Location
- Country: United States
- State: New Hampshire
- Counties: Sullivan, Hillsborough
- Towns: Washington, Windsor, Hillsborough

Physical characteristics
- Source: North Outlet, Highland Lake
- • location: Washington
- • coordinates: 43°8′17″N 72°4′53″W﻿ / ﻿43.13806°N 72.08139°W
- • elevation: 1,296 ft (395 m)
- Mouth: Beards Brook
- • location: Hillsborough
- • coordinates: 43°7′17″N 71°56′2″W﻿ / ﻿43.12139°N 71.93389°W
- • elevation: 630 ft (190 m)
- Length: 11.3 mi (18.2 km)

Basin features
- • right: White Pond Brook, Black Pond Brook

= Shedd Brook =

Shedd Brook is an 11.3 mi stream located in southern New Hampshire in the United States. It is a tributary of Beards Brook, part of the Contoocook River and Merrimack River watersheds.

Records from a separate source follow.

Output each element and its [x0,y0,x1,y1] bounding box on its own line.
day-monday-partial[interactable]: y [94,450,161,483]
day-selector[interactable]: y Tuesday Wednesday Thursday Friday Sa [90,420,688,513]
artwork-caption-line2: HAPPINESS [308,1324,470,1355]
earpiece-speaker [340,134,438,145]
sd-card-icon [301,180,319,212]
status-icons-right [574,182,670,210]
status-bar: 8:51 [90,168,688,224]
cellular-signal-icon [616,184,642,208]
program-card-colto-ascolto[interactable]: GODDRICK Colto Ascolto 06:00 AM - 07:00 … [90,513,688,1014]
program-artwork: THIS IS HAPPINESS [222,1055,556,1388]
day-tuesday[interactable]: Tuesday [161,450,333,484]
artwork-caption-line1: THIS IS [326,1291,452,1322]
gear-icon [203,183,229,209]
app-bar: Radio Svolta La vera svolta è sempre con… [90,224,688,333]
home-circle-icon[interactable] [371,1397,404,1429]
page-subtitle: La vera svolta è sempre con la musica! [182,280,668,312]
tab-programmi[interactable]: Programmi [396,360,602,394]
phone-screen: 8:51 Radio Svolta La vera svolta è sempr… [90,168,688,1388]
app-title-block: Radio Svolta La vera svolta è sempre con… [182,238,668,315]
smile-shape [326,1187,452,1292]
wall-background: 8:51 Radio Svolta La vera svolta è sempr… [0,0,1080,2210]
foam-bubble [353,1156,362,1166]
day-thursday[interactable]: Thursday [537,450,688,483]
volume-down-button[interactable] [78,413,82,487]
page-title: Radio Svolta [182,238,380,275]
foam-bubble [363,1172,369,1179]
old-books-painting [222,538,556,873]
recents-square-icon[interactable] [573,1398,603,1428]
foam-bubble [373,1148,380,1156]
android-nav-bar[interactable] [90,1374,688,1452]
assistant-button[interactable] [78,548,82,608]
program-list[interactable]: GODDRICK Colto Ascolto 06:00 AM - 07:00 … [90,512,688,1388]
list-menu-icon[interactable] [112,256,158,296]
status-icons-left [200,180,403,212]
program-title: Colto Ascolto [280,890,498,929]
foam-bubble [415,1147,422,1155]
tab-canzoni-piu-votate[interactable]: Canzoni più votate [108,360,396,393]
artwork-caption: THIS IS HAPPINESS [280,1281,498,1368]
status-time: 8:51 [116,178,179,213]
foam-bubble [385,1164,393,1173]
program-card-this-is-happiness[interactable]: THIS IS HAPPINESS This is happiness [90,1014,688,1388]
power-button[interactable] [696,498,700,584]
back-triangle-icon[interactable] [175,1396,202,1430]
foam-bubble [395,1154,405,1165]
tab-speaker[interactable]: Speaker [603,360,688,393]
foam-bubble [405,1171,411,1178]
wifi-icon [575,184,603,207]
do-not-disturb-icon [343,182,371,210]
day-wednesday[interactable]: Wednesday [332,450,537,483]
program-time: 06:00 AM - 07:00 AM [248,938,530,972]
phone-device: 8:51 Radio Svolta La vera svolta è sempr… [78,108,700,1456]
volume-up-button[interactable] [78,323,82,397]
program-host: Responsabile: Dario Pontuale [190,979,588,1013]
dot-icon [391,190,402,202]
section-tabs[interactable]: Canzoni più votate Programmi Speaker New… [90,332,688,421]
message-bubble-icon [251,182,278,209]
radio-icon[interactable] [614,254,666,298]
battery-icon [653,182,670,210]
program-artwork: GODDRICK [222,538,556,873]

Shedd Brook begins at the north outlet of Highland Lake in Washington, New Hampshire. The brook flows east, crossing the small town of Windsor and entering Hillsborough. Hillsborough Upper Village is located where Black Pond Brook descends over falls to join Shedd Brook, which ends two miles downstream at Beards Brook.

New Hampshire Route 31 follows Shedd Brook in Washington and Windsor.